HMS The Still Image was a fine vessel in her day, safely conveying a select group of passengers to ports stocked with bountiful produce. To board her you had to be in the photographic elite but once you had a ticket, you’d be well looked after, your images respected, valued and capable of providing a healthy living. And then, one day, the omnipresent sun disappeared behind a cloud and a few stowaways sneaked onto The Still Image (I was one of them). And then a few more and a few more. The gallant vessel ploughed on but now more slowly, burdened as she was with extra passengers. As word got around, more and more piled on – a few with valid tickets but many simply lured by the tenuous promise of an easy passage to an easy career in a photographic Shangri-la. The storm clouds gathered and the once spacious, comfortable cabins were now packed full with hungry, ambitious and in some cases, unscrupulous, photographers. They all wanted a slice of the action and who could blame them? With limited space and dwindling supplies, passengers started to squabble like fractious children, like vultures fighting over a rotting carcass.
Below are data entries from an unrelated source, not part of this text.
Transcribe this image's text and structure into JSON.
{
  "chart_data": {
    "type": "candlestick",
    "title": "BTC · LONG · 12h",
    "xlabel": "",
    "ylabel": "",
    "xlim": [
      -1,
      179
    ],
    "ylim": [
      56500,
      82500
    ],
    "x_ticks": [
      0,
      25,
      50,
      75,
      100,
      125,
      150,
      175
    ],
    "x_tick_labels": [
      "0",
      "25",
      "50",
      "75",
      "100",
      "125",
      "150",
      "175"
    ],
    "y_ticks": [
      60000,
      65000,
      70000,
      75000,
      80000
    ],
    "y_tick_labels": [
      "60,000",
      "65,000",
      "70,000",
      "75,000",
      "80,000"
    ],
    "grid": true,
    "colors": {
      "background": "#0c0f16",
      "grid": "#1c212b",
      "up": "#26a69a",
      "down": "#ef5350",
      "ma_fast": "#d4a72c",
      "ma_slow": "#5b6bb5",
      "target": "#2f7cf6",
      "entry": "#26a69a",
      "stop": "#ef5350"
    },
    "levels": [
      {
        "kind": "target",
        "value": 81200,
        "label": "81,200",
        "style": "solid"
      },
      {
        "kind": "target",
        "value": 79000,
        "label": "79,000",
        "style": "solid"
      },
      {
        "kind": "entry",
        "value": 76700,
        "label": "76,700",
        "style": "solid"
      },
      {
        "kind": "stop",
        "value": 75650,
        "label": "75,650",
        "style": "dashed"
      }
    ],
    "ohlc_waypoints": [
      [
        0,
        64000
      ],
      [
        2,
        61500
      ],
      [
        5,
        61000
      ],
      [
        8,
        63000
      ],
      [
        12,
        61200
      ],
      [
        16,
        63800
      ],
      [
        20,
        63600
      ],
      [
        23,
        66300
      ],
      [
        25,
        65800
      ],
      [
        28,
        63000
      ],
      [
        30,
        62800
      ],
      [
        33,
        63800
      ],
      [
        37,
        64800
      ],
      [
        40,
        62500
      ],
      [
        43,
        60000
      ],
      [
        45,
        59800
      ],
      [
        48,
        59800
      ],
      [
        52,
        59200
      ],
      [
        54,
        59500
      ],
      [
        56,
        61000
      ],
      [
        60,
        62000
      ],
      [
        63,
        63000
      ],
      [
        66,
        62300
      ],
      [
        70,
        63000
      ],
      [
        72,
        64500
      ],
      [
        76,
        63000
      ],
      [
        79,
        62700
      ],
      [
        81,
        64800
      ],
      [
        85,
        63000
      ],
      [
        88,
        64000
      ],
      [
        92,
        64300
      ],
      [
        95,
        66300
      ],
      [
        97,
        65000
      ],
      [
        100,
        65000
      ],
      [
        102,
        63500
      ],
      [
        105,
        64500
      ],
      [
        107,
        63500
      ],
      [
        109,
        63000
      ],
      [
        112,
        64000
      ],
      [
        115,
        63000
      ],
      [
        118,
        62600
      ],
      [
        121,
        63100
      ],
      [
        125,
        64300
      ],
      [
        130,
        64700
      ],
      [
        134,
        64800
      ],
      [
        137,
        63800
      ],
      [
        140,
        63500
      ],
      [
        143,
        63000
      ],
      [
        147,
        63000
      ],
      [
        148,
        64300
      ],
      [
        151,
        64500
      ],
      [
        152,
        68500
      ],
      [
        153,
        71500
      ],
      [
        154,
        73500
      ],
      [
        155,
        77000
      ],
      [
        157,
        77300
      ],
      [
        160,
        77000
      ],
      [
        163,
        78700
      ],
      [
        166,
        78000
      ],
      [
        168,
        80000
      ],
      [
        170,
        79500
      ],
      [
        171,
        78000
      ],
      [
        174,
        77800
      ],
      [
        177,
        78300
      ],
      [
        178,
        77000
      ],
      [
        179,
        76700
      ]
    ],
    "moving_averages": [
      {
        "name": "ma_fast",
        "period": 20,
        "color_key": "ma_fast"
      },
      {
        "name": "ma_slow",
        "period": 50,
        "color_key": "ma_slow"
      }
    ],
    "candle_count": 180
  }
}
And so here am I today sitting astride the prow of The Still Image watching the water rise and pondering. The lifeboats have been launched and photographers everywhere are scrambling to save themselves as The Still Image slowly sinks under its own weight. The days of plenty are no more. The promise of a sun-kissed utopian life with a camera in hand is an empty one. The photographic elite have been consumed by a voracious swarm of ‘award-winning’ fresh talent and face a future of uncertainty that was unthinkable just a few years ago.
On the horizon is a distant land, unknown, unchartered. The lifeboat has one more space but even if I jump in, where will it take me? Back to port with all the others and the inevitability of more infighting? The distant island looks tempting, a risk yes but one worth taking? I know that I’m not alone on that prow. Many photographers I speak to today see uncertainty ahead of them. Who is the audience for my images? What do they want from me? How much are they willing to pay? I’ve not heard too many convincing answers to any of these questions. There’s no doubt that demand for visual imagery is still high but competition has seen prices plummet and petty one-upmanship become commonplace. It’s difficult to retain dignity faced with an empty dinner table.
So what of that distant island? Will the innovators, the pioneers, the storytellers, turn their backs on the lifeboat and strike out in a fresh direction; build a new life founded on a new product or service? I hope so. The seas might be infested with sharks but surely better run that gauntlet than face a slow, painful demise scrapping over that rotting carcass.
I love photographing polar bears but does the world really need another image like this? There are 22,000+ polar bear images in Alamy’s library alone.